Важно понять: та война была войной на уничтожение. Те чёрные силы пришли отнять нашу землю, дотла испепелить культуру, разрушить наши памятники, сжечь книги и предать забвению наш язык. Пришли создать свой жестокий, циничный мир на нашей священной земле и осквернить могилы наших пращуров. Пришли убить моего отца и поработить мою маму, совсем ещё подростка. Страшно думать даже об этом.

Отцовское поколение разгромило эту звериную стальную армаду. В пух и прах разметали наши соколы их хищные эскадрильи, смяли и размотали наши «тридцатьчетвёрки», ИС-ы и САУ их грозные танки и самоходки, втоптали в усталую землю их парадные мундиры. Так развеяли они по ветру напыщенный, высокомерный чумной дух — пожирающий и порабощающий всё человечное в человеке. С честью и славой пронесли они наши алые знамёна — обагрённые священной кровью, пролитой во все века за Россию. Через адское пламя пронесли их, и оказалось, что пламя этих знамён сильнее пламени Ада.

4. «Ленинградская пастораль*»

И при этом наш народ в массе своей сохранял в себе человечность. Они, сражаясь на фронтах и в тылу, жили и продолжали творить добро вопреки той идеологии, которую пришли навязать им звери в лощёных чёрных мундирах СС. Я слышал, как легенда Ленинграда, блокадник, утончённый художник-иллюстратор книг для детей Александр Георгиевич Траугот рассказал две истории, которые, как срез времени, увиденный 10-летним мальчиком, говорит нам о характере простых советских, русских людей того времени. В этих двух маленьких воспоминаниях, двух капельках отразилась вся вселенная этих людей, дух этой страны под названием Россия (СССР).

Первое воспоминание о тех, кто был в тылу той войны: о двух сестричках-ленинградках, которые даже когда от них совсем ушла надежда, имели мужество не потерять любовь к жизни, веру в людей и человечность. Это коротенькое воспоминание  одновременно страшно и прекрасно, как и всё происходящее тогда в душах людей. Ужасное становилось ещё ужаснее, а прекрасное расцветало своей невиданной, поразительной силой. Вот его рассказ: «В квартире над нами зимой остались в живых только две сестры — молодые девушки. Они умирали в своей абсолютно пустой комнате — всю мебель и книги давно сожгли. Но они очень весело умирали. Шутили и смеялись, поддерживая друг друга. Это было удивительно».

Второе воспоминание о тех, кто сражался на передовой: когда мама, чтобы спасти сына от голода, пешком добралась с ним до линии фронта, где батальонным врачом работала сестра отца, то сказала ей: «Я оставляю вам Шурика, иначе он умрёт». Полмесяца, до нового 1942-го года, провёл мальчик на передовой, там, где вкопались в мёрзлую землю и стояли насмерть наши солдаты. И спустя годы Александр Георгиевич так сказал о них: «Замечательные люди… Замечательная какая-то армия — интеллигентная. Я не слышал ни одного ругательства».

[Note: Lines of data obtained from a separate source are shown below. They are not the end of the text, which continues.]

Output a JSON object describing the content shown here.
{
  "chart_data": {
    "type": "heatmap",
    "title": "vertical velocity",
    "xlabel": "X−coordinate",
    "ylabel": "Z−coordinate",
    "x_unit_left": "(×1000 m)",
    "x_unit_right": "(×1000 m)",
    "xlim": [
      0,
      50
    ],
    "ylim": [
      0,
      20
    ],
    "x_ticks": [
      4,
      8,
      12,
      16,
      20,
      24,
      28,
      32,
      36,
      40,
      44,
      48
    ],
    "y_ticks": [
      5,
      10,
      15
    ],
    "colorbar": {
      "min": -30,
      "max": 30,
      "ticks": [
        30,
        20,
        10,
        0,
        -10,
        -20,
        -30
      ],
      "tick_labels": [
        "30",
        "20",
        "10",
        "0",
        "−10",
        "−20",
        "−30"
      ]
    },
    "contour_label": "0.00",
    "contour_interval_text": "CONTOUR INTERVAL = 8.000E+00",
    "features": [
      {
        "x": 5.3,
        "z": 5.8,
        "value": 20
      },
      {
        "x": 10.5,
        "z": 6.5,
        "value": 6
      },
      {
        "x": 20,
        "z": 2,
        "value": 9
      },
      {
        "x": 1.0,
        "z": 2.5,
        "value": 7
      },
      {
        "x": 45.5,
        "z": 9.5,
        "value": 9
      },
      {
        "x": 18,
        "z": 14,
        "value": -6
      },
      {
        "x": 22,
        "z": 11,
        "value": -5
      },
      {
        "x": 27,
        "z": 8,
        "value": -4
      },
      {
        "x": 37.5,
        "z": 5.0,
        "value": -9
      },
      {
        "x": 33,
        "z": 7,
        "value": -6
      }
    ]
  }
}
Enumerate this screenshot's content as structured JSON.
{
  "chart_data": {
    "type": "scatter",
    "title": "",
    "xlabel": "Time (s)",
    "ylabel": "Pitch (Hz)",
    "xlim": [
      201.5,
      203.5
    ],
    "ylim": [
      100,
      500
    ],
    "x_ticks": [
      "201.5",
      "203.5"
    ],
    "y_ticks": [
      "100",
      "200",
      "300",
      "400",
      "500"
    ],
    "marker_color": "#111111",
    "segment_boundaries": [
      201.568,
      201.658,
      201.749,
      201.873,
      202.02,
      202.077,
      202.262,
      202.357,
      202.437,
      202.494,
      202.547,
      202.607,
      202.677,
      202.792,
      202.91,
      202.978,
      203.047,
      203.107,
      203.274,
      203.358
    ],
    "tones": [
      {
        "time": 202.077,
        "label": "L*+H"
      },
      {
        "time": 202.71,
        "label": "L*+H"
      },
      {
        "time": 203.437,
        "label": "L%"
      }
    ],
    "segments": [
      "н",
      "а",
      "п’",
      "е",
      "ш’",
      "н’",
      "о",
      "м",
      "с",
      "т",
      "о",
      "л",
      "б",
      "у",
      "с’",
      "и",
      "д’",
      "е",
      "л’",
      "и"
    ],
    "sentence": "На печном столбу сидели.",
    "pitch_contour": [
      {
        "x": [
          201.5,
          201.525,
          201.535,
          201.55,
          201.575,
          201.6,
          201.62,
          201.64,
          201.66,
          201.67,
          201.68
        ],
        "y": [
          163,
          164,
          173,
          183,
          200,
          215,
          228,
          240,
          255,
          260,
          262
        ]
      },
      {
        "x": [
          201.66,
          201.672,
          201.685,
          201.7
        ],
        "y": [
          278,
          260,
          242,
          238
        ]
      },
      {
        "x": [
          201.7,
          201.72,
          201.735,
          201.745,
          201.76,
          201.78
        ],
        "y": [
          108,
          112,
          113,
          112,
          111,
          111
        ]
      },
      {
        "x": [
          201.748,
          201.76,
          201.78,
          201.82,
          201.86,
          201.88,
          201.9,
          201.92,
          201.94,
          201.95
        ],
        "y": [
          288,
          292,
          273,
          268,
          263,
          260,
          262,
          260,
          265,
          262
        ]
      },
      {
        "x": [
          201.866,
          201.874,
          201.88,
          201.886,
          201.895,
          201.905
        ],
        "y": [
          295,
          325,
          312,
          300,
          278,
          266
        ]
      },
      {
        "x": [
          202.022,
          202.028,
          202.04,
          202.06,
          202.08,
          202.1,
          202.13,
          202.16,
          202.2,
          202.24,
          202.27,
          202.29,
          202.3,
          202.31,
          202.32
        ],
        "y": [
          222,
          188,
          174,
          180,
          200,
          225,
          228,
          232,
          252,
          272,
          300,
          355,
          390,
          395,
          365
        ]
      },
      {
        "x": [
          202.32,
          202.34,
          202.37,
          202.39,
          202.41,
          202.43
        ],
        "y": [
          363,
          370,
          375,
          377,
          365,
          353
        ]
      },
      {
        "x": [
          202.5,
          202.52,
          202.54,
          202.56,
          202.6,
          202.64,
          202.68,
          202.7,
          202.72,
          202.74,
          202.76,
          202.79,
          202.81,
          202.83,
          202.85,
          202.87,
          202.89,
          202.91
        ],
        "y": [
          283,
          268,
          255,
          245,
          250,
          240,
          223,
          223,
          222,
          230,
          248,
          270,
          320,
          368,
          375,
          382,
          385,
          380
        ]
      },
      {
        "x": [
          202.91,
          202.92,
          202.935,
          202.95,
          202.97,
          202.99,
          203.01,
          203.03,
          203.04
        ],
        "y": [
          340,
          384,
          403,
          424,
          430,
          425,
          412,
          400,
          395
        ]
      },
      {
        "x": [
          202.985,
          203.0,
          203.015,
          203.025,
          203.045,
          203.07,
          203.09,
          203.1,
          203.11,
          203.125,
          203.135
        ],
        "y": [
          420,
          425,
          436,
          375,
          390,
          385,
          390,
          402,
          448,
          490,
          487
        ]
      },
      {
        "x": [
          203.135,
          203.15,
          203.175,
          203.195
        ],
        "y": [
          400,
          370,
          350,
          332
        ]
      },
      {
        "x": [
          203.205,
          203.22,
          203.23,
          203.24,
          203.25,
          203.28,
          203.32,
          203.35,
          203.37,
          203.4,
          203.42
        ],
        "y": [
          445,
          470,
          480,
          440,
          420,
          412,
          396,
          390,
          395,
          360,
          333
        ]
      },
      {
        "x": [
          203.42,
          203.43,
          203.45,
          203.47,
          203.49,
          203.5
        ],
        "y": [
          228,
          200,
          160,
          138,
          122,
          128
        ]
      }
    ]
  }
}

Почему они были такими? Тысячелетняя история России, на которой выросли эти люди, никуда не делась. Это отлично понимало руководство страны, вернув "царские" погоны, ордена с именами великих русских полководцев, реабилитировав священнослужителей.

В 10-м стихе 6-й главы 1-го послания к Тимофею апостола Павла говорится: «Ибо корень всех зол есть сребролюбие, которому предавшись, некоторые уклонились от веры и сами себя подвергли многим скорбям». Так вот, отец и его поколение воспитывалось уже в парадигме той идеологии, где отсутствовал этот корень. Не приветствовался и другой постулат мира капиталистов: «Человек человеку волк». В идеологии (той России) отсутствовало деление на расы и кланы, на бедных и богатых. У людей были ориентиры добра, взаимовыручки, стремление к знаниям и гуманистическим вершинам.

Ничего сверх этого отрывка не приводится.